Meta-Learning for Medical Image Segmentation: A Comprehensive Survey
摘要
Medical image segmentation plays a critical role in computer-assisted diagnosis, treatment planning, and clinical decision support systems. However, conventional deep learning-based segmentation models usually require large-scale annotated datasets that are not readily available in medical imaging due to the high cost of expert annotation and variability across imaging institutions. Meta-learning has been a promising paradigm for overcoming these limitations by enabling models to learn transferable knowledge across tasks and quickly adapt to new segmentation problems with limited training data. This review gives a comprehensive analysis of meta-learning approaches for medical image segmentation.

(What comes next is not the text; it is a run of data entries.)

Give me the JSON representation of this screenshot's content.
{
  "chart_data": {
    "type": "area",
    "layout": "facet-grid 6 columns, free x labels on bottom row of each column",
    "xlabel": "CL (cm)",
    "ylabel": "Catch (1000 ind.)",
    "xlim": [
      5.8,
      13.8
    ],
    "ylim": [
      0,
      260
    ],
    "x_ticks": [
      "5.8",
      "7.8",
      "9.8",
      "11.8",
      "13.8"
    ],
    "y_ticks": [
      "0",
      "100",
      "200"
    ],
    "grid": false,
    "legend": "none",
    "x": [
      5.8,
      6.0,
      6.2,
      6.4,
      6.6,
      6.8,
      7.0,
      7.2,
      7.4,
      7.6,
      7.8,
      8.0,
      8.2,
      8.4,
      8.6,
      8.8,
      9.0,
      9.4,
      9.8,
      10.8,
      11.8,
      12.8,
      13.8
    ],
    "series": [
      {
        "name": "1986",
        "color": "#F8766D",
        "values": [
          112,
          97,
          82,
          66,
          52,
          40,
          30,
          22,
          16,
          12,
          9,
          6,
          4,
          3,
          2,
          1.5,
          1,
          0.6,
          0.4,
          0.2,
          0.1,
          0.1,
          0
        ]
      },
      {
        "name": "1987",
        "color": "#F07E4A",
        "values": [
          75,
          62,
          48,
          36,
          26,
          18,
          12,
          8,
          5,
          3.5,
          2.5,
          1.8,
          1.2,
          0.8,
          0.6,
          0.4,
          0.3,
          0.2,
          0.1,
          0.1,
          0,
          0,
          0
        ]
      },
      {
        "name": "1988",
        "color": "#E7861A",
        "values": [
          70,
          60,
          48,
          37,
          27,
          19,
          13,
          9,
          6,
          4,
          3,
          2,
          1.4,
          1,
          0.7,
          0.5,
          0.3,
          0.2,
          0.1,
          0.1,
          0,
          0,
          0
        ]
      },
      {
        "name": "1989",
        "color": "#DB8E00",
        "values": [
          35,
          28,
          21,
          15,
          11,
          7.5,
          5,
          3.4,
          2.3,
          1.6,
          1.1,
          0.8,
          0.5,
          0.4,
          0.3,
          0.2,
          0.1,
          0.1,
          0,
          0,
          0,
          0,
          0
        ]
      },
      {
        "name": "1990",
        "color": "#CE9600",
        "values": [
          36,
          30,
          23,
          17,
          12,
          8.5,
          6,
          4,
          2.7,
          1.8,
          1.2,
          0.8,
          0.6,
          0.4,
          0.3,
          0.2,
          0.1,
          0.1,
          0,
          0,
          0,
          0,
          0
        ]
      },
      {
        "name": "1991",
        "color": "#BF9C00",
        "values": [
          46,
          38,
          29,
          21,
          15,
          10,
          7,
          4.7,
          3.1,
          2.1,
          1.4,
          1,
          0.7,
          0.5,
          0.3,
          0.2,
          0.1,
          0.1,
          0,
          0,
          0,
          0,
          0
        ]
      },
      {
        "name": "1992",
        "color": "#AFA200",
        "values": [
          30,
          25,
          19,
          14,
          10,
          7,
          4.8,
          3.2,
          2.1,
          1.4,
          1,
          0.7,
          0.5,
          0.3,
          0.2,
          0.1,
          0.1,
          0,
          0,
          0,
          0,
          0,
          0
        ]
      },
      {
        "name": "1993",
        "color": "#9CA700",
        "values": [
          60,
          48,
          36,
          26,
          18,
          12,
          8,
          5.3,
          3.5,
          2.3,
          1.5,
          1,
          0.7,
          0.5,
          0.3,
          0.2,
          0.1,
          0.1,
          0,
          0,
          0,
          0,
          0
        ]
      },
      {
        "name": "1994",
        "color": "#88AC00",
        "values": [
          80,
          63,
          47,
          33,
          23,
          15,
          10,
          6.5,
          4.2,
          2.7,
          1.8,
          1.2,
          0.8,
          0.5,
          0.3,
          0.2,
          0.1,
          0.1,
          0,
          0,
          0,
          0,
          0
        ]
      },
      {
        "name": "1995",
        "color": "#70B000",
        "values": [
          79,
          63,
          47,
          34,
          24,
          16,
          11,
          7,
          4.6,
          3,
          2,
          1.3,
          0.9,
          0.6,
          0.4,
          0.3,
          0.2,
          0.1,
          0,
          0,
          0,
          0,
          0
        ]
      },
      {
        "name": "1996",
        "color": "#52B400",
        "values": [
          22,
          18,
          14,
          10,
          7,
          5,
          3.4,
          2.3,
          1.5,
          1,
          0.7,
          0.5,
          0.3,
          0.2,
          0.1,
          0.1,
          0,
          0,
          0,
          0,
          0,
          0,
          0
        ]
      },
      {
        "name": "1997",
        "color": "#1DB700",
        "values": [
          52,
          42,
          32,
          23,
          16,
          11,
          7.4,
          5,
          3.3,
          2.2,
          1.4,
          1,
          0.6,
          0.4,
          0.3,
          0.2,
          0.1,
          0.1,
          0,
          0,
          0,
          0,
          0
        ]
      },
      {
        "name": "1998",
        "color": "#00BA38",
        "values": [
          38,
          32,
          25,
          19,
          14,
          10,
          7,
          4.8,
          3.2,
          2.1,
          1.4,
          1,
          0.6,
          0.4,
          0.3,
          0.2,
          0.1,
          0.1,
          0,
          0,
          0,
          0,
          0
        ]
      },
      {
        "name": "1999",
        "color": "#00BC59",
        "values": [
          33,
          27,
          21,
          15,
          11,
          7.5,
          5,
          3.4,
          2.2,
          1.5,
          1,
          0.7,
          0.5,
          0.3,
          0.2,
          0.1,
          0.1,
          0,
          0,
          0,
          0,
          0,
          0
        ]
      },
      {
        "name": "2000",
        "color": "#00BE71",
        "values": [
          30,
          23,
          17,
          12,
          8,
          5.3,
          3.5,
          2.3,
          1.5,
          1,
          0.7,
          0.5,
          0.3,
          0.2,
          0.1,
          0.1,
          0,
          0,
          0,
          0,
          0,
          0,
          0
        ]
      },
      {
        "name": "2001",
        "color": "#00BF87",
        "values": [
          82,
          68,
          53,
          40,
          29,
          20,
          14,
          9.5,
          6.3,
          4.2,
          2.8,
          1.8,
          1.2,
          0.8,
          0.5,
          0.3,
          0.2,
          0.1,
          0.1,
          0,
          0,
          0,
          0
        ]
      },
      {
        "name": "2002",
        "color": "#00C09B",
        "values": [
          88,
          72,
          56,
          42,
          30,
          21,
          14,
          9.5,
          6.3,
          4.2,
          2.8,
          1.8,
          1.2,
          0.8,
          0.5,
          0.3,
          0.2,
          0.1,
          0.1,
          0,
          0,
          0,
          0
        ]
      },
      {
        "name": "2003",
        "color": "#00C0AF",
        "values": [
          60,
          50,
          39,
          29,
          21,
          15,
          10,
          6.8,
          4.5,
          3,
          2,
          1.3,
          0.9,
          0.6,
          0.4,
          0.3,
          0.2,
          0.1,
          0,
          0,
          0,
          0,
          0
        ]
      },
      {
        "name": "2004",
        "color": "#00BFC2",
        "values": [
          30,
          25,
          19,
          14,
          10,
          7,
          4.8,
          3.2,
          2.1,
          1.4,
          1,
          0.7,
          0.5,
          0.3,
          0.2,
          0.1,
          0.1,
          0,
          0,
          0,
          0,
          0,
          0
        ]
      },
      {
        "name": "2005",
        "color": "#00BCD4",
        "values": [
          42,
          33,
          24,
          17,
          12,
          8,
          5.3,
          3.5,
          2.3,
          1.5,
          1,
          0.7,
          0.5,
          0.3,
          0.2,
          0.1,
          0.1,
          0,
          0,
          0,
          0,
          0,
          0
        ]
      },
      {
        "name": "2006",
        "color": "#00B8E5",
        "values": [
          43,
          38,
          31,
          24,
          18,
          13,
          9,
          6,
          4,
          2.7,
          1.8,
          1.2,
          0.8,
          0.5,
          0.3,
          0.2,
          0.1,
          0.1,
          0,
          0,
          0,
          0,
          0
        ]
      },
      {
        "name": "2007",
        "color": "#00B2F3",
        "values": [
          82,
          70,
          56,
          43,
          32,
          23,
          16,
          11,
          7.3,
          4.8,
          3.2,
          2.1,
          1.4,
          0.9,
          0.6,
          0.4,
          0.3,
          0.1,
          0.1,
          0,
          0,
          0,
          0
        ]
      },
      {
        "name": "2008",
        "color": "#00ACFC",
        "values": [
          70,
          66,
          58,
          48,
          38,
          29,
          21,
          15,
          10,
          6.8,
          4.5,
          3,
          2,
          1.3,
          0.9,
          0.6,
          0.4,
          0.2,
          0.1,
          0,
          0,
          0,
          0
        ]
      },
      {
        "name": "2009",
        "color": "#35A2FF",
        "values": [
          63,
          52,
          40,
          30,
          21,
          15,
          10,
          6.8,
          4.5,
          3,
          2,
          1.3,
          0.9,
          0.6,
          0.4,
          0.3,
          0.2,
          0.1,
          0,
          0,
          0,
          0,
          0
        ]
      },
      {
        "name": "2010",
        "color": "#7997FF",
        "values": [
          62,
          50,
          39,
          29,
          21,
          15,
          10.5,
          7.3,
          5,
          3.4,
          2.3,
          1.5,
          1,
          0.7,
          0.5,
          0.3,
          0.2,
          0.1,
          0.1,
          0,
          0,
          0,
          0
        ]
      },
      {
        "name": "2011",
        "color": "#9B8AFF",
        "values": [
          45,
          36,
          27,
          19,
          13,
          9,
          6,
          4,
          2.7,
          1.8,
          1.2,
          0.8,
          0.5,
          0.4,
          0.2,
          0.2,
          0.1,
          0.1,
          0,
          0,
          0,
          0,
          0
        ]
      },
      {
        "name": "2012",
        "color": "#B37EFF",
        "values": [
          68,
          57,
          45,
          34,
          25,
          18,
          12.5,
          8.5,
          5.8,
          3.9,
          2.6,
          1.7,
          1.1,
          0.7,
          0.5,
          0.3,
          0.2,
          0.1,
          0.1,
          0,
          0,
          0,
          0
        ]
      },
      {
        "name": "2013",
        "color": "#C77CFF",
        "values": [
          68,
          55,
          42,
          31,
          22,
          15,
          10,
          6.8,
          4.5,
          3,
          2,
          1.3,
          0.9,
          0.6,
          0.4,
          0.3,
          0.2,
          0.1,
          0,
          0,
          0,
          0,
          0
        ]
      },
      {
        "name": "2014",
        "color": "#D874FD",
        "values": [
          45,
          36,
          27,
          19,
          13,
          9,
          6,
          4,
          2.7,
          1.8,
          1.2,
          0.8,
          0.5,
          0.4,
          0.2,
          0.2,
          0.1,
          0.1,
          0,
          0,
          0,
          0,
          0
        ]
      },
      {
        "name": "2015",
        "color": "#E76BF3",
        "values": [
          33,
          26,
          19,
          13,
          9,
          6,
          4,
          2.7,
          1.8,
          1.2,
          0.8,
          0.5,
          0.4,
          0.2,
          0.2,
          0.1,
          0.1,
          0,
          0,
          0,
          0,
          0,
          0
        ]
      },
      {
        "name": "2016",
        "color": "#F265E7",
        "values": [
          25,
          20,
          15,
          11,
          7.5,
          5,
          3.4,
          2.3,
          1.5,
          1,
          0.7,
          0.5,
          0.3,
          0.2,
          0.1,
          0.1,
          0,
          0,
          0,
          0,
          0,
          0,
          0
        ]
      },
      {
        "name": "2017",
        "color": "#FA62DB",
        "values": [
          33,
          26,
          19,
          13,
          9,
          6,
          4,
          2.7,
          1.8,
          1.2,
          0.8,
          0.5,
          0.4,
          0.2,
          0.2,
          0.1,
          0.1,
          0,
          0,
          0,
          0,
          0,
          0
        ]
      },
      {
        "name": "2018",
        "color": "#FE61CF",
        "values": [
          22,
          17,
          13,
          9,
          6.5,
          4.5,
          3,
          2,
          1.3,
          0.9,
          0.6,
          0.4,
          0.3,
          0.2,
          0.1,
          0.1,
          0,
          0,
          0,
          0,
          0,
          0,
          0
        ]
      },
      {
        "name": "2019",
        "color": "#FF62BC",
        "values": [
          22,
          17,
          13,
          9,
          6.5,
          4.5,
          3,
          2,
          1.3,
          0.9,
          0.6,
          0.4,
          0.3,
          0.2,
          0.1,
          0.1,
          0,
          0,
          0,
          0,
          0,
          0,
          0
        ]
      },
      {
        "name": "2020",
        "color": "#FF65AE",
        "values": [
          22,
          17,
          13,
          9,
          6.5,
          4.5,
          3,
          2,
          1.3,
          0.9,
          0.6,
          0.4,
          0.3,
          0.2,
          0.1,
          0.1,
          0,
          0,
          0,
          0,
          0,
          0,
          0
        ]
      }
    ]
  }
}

The study provides a comprehensive review of existing research, in which meta-learning methods are classified into three main paradigms: metric-based, model-based, and optimization-based approaches. A comparative analysis is conducted of representative studies on multiple segmentation tasks, including organ, tumor, brain, prostate, and histopathological image segmentation, covering different imaging modalities such as magnetic resonance imaging (MRI), computed tomography (CT), and endoscopic imaging. The analysis reveals that optimization-based meta-learning methods exhibit high adaptability when combined with well-established segmentation architectures, whereas metric-based approaches are effective in few-shot scenarios with limited data. Despite these advances, there are challenges related to standardized evaluation protocols, cross-dataset generalization, and clinical deployment. The review identifies key methodological gaps and potential directions for future research to enhance the robustness, scalability, and real-world applicability of meta-learning-based medical image segmentation systems.